A recursive solution should do nicely, though I'm certain there is an entirely different solution to the problem that doesn't require this kind of manipulation.
def count_rec(cursum, level):
if level == 100:
return 1
res = 0
for i in xrange(0, 100-cursum, level+1):
res += count_rec(cursum+i, level+1)
return res
print count_rec(0, 0)
Interestingly enough, if you memoize this function, it will actually have a reasonable running time (such is the power of dynamic programming).

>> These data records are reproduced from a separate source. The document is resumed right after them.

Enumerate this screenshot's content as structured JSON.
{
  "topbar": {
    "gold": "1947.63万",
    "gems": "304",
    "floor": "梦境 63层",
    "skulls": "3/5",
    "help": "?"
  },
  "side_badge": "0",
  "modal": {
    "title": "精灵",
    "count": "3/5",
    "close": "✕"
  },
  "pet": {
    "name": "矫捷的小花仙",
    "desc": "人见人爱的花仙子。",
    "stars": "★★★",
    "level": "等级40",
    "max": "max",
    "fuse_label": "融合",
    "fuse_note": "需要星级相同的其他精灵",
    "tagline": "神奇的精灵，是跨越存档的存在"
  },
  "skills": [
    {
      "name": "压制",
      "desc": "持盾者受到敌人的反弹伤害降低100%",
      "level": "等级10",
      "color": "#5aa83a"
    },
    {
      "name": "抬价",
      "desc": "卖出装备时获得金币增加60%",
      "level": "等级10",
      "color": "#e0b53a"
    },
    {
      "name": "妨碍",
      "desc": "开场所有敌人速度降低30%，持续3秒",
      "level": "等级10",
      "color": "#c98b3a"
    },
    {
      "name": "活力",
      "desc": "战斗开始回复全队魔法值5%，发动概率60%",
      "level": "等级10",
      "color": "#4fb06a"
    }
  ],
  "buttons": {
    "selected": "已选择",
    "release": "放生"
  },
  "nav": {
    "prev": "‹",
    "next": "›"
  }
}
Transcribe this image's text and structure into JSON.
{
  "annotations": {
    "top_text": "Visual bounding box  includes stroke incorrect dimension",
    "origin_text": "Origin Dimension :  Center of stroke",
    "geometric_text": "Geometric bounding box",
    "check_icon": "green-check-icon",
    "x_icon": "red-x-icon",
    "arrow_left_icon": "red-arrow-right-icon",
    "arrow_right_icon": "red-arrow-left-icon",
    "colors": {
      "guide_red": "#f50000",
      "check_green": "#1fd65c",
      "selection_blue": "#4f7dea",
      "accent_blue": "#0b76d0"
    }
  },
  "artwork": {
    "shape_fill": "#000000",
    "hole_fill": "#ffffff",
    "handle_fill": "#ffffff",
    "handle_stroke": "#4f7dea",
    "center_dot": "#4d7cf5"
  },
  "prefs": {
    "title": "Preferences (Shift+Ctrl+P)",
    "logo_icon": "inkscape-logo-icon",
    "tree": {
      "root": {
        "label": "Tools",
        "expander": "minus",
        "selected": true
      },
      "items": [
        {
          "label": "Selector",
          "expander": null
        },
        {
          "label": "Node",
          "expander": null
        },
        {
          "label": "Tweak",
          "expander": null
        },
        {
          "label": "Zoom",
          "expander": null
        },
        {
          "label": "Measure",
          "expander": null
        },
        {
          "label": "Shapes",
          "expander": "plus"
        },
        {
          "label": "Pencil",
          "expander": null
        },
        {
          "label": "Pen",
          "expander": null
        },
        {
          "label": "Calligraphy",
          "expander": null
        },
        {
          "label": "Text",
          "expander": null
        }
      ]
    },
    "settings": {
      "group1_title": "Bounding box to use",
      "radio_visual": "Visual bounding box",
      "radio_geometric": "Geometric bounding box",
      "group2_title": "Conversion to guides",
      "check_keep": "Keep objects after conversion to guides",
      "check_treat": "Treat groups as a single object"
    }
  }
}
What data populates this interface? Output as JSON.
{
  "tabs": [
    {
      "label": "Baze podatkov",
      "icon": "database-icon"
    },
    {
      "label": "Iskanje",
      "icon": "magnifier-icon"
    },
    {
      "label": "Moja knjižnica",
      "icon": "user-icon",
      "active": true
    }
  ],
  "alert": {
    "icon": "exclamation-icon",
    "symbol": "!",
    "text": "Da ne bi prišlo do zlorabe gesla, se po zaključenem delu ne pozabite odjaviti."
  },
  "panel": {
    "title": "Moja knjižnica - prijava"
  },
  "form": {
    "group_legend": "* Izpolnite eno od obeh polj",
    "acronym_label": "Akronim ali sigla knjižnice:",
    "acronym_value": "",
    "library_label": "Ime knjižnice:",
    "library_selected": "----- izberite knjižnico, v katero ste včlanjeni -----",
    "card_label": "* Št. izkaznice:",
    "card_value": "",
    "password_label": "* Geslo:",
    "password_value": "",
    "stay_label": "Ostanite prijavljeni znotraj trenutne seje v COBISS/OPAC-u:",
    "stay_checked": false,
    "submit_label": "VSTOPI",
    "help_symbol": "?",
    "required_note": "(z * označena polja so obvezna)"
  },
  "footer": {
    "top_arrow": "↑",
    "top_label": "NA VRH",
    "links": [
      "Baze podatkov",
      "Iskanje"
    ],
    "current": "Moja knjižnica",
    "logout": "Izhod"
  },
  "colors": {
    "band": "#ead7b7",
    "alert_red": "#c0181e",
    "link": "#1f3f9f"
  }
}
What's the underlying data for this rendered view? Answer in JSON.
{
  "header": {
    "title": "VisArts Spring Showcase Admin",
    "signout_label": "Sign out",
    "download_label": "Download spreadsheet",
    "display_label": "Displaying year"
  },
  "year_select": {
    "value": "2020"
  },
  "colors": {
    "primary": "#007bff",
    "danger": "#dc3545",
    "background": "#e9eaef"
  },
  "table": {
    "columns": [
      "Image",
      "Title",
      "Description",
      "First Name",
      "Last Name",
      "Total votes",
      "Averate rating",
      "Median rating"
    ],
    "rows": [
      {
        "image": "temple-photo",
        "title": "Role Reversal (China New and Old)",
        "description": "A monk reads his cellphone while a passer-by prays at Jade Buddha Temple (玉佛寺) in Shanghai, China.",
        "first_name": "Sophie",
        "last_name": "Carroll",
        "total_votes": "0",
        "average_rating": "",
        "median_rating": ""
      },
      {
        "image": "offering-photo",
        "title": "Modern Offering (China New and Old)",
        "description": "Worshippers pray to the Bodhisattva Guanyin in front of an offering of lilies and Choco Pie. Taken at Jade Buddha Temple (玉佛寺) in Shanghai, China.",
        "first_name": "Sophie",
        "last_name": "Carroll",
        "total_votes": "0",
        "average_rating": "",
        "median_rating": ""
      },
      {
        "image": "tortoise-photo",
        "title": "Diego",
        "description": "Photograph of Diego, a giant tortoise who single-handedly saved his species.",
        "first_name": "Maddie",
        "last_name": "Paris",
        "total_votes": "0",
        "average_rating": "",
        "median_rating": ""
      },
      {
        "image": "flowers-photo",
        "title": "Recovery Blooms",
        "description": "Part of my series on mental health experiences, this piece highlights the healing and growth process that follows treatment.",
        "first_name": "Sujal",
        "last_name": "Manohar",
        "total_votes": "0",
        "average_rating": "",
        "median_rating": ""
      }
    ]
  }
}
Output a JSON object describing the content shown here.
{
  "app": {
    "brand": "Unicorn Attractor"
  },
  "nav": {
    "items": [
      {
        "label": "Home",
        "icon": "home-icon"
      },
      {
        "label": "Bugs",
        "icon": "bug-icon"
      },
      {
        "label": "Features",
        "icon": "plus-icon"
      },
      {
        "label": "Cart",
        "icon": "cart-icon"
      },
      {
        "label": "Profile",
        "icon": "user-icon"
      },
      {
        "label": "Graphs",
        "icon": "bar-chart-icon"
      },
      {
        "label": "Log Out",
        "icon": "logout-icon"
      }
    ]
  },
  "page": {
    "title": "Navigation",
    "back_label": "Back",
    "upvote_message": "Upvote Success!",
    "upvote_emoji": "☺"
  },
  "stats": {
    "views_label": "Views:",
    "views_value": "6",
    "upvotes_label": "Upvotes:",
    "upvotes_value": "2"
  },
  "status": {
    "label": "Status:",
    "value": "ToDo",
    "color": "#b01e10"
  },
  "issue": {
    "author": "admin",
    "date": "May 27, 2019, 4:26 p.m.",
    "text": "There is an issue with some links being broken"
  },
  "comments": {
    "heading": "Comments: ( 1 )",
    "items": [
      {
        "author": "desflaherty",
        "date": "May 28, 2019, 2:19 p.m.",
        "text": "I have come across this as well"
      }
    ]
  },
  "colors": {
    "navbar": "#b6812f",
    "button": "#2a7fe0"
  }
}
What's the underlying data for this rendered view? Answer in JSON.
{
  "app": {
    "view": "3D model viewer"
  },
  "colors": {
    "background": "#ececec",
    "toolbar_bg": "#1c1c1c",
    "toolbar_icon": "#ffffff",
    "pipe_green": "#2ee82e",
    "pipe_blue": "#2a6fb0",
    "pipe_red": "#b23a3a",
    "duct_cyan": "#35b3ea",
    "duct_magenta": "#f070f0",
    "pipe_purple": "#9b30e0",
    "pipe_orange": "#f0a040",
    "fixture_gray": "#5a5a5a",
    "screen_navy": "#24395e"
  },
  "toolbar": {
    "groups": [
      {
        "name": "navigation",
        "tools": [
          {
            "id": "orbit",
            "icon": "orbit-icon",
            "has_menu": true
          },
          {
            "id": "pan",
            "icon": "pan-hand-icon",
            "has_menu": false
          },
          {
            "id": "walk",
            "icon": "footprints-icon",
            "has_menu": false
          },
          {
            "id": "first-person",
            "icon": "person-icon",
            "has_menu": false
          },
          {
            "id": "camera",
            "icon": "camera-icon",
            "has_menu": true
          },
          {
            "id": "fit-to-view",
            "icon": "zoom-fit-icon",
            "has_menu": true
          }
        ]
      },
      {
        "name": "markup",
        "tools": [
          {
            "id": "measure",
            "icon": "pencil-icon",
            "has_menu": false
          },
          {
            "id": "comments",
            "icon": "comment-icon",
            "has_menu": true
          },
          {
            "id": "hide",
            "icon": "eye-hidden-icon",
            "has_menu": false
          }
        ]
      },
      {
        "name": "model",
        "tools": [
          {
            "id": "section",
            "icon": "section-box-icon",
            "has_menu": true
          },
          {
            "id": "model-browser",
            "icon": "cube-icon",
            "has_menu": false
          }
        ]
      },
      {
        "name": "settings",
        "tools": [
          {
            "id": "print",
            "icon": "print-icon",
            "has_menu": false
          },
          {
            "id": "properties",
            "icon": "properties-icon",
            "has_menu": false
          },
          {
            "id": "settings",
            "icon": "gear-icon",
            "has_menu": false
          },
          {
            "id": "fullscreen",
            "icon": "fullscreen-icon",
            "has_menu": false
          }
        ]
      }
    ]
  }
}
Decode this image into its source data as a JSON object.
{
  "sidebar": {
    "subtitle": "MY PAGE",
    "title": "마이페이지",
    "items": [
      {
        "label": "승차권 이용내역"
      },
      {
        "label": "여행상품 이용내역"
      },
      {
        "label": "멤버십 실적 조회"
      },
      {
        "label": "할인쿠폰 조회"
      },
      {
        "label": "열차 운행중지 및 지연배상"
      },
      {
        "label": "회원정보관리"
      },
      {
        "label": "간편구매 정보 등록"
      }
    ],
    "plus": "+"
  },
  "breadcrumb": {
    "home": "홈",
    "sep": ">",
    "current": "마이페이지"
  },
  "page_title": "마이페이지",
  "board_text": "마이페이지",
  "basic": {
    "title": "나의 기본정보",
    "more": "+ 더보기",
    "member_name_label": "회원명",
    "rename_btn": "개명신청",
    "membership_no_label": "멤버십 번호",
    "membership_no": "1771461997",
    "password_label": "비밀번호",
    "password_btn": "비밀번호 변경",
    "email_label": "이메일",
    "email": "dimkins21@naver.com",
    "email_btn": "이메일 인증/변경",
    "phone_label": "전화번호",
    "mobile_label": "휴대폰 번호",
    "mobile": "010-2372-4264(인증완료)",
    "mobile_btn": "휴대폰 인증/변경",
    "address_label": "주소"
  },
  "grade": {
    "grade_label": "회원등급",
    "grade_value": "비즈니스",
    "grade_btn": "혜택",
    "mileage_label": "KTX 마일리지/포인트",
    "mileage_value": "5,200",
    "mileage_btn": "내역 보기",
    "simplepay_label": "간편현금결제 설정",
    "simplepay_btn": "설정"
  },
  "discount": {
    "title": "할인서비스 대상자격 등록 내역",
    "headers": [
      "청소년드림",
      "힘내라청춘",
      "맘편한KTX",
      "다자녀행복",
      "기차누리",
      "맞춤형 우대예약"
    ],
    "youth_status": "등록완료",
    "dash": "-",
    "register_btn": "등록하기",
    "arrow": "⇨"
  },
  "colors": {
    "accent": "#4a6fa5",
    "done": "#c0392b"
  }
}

Have fun!
One way to avoid the indentation error is to put the loops in separate functions, each one nested only one level deep.
Alternatively, you could use recursion to call a function over and over again, each time with a smaller range and higher nesting level.
That being said, your algorithm will have an impossibly long running time no matter how you code it. You need a better algorithm :-)
To do this using exactly your algorithm (restricting each next number to one that can possibly fit in the required sum), you really do need recursion - but the true brute force method can be a one-liner:
sum(sum(i) == 100 for i in itertools.product(xrange(100), repeat=100))
Naturally, this will be a fair bit slower than a true refactoring of your algorithm (in fact, as mentioned in the comments, it turns out to be intractable).
The most effective solution is based on the idea of arithmetic carrying.
You have lists of maximum values and steps,
and also a list of current values. For each time you want to update those 100 variables, you do this:
inc_index = -1
currentvalue[inc_index] += stepval[inc_index]
# I use >= rather than > here to replicate range()s behaviour that range(0,100) generates numbers from 0 to 99.
while currentvalue[inc_index] >= maxval[inc_index]:
currentvalue[inc_index] = 0
inc_index -= 1
currentvalue[inc_index] += stepval[inc_index]
# now regenerate maxes for all subordinate indices
while inc_index < -1:
maxval[inc_index + 1] = 100 - sum (currentvalue[:inc_index])
inc_index += 1
When an IndexError is raised, you've finished looping (run out of 'digits' to carry into.)